Op 10 mei 2016 is de behandeling ter terechtzitting van deze rechtbank voortgezet in de vorm van een
gecombineerde behandelingvan zowel het onderhavige verzoek als het verzoek van de vader ter zake van de gezagsuitoefening over [minderjarige] (C/09/502728 / FA RK 15-10162), op welk verzoek bij afzonderlijke beschikking wordt beslist.
Nu de gecombineerde behandeling ter zitting van 10 mei 2016 een behandeling door een meervoudige kamer van deze rechtbank is, is de onderhavige procedure, om proces-economische redenen en in verband met de complexiteit van deze zaak, door de kinderrechter verwezen naar deze meervoudige kamer.
Ter terechtzitting zijn verschenen: [naam] namens de Raad, [naam] en [naam] namens Bureau Jeugdzorg, en de vader met zijn advocaat. De moeder en haar advocaat zijn, hoewel behoorlijk opgeroepen, niet verschenen.

Beoordeling

De rechtbank neemt over al hetgeen bij beschikking van 23 november 2015 is overwogen en beslist.
De Raad heeft bij brief d.d. 7 april 2016 zijn verzoek tot machtiging tot uithuisplaatsing van [minderjarige] voor de duur van de ondertoezichtstelling gehandhaafd. De Raad heeft voorts het volgende aangevoerd.
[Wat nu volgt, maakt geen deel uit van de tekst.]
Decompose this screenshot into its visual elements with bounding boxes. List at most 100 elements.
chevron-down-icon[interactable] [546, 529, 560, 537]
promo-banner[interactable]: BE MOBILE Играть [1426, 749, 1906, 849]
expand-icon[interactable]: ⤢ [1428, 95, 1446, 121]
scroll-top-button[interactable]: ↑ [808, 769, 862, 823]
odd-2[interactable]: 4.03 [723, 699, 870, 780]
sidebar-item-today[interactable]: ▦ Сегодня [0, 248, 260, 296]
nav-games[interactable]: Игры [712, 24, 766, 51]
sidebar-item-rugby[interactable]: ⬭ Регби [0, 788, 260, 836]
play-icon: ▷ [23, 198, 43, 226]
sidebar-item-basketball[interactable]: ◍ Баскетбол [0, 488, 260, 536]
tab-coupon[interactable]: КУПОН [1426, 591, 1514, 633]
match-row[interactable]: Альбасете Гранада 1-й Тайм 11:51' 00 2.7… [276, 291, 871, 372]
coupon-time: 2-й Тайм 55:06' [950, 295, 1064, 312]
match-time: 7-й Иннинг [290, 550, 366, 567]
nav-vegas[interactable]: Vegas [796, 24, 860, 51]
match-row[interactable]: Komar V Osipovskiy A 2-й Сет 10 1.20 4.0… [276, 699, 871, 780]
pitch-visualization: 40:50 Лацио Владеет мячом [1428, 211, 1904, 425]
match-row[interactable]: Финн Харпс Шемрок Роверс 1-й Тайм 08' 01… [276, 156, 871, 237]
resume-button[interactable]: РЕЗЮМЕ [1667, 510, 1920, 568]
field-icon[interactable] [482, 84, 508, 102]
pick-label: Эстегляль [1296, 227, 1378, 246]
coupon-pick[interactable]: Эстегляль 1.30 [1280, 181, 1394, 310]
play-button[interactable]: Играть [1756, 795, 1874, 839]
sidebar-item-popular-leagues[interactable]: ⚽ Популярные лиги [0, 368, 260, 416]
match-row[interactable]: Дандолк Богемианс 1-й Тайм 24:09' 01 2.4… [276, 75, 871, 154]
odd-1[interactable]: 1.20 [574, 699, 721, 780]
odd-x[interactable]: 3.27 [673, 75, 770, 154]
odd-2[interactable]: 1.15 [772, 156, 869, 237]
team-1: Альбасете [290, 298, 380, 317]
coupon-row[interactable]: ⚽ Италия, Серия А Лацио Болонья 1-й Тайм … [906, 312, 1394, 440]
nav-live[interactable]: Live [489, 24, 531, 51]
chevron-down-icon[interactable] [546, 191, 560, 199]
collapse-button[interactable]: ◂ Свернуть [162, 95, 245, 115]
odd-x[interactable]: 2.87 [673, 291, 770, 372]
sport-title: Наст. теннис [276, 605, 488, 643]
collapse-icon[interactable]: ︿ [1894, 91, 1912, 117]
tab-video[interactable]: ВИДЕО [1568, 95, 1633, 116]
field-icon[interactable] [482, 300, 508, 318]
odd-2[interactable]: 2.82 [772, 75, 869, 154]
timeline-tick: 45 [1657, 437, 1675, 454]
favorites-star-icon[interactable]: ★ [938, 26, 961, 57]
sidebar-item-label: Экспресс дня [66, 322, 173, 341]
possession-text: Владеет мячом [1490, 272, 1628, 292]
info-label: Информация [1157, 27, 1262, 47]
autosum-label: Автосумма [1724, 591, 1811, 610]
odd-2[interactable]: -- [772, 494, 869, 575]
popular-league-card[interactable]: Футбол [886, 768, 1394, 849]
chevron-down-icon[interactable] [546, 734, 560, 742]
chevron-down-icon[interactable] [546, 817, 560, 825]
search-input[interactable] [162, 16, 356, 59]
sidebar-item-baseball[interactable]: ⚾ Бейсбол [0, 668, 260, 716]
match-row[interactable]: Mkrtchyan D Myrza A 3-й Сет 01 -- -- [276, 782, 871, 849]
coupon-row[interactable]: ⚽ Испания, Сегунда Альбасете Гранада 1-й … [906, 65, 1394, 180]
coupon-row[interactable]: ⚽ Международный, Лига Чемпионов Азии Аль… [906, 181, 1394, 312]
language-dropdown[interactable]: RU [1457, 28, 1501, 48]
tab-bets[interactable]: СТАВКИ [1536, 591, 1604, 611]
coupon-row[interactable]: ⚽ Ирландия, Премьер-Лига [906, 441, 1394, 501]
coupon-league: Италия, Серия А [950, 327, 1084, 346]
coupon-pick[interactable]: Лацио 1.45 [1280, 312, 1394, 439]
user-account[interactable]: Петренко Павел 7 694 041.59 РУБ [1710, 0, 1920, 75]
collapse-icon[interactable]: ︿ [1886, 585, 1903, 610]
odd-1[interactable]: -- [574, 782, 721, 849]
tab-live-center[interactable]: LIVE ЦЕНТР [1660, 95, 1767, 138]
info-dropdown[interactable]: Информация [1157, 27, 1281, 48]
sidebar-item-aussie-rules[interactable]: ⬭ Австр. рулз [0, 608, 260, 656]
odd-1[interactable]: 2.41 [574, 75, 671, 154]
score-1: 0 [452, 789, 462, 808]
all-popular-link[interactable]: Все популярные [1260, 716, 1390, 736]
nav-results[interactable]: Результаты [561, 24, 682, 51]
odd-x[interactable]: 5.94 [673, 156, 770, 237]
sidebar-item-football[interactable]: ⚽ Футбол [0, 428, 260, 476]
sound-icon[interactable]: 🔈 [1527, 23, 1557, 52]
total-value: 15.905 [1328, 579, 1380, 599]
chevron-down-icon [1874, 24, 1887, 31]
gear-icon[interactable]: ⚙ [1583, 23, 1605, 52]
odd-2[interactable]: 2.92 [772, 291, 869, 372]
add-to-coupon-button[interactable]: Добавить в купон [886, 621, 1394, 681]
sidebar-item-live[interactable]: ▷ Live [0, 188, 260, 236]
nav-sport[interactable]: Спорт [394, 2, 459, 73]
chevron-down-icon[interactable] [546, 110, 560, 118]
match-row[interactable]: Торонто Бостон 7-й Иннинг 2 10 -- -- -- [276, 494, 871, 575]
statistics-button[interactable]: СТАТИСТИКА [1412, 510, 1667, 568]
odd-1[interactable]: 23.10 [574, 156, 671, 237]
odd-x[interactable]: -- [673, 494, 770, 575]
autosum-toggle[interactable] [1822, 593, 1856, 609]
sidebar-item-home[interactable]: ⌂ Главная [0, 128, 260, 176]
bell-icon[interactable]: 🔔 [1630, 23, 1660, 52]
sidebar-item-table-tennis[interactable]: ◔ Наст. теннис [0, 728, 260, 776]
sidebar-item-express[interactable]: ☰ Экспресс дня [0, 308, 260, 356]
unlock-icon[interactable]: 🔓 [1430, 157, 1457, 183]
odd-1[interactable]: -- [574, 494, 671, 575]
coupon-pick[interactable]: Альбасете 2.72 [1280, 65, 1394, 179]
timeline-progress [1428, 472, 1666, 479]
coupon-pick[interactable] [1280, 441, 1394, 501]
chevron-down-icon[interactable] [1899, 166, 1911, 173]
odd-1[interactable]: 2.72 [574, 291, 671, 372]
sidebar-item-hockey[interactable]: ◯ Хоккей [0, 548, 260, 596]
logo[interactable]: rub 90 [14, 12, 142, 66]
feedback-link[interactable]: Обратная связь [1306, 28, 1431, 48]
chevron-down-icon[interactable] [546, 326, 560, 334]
Via Skype had [minderjarige] tweemaal per week contact met de moeder. Aan de moeder is verzocht om Nederlands met [minderjarige] te spreken, maar zij stond daar niet direct voor open. Moeder is voorts vaak niet bereikbaar, noch voor [minderjarige] , noch voor de jeugdbeschermer, mevrouw [naam] . Het contact tussen de moeder en mevrouw [naam] verloopt moeizaam. De moeder wil dat [minderjarige] bij haar in Groot-Brittannië terug komt, maar de situatie van de moeder in Groot-Brittannië is (nog steeds) onduidelijk. Kort onderzoek naar de situatie van de moeder in Groot-Brittannië acht de Raad gewenst.
De vader heeft onder begeleiding contact met [minderjarige] . De vader is lief voor [minderjarige] , maar toont geen inzicht in zijn belevingswereld. De vader volgt adviezen van hulpverleners wel beter op dan voorheen. Het contact met de vader wordt door [minderjarige] als fijn ervaren en dient te worden gecontinueerd en waar mogelijk te worden uitgebreid. De vader is (nog) niet stevig genoeg om [minderjarige] in de nabije toekomst te verzorgen en op te voeden. De Raad meent dat gelet op het voorgaande een plaatsing van de minderjarige bij één van de ouders op dit moment niet mogelijk is.
De William Schrikker Stichting heeft hetgeen de Raad naar voren heeft gebracht bevestigd. Sinds 23 maart 2016 heeft de moeder, ondanks pogingen van de volwassenen rond [minderjarige] via Skype daartoe, helemaal geen contact meer met [minderjarige] gehad. Voor mevrouw [naam] is de moeder sinds 24 maart 2016 per mail en per telefoon niet meer bereikbaar. In het telefoongesprek van 24 maart 2016 heeft de moeder aangegeven dat, als de William Schrikker Stichting er niet voor zou zorgen dat [minderjarige] terugkeerde naar Groot-Brittannië, zij geen contact meer met [minderjarige] wilde.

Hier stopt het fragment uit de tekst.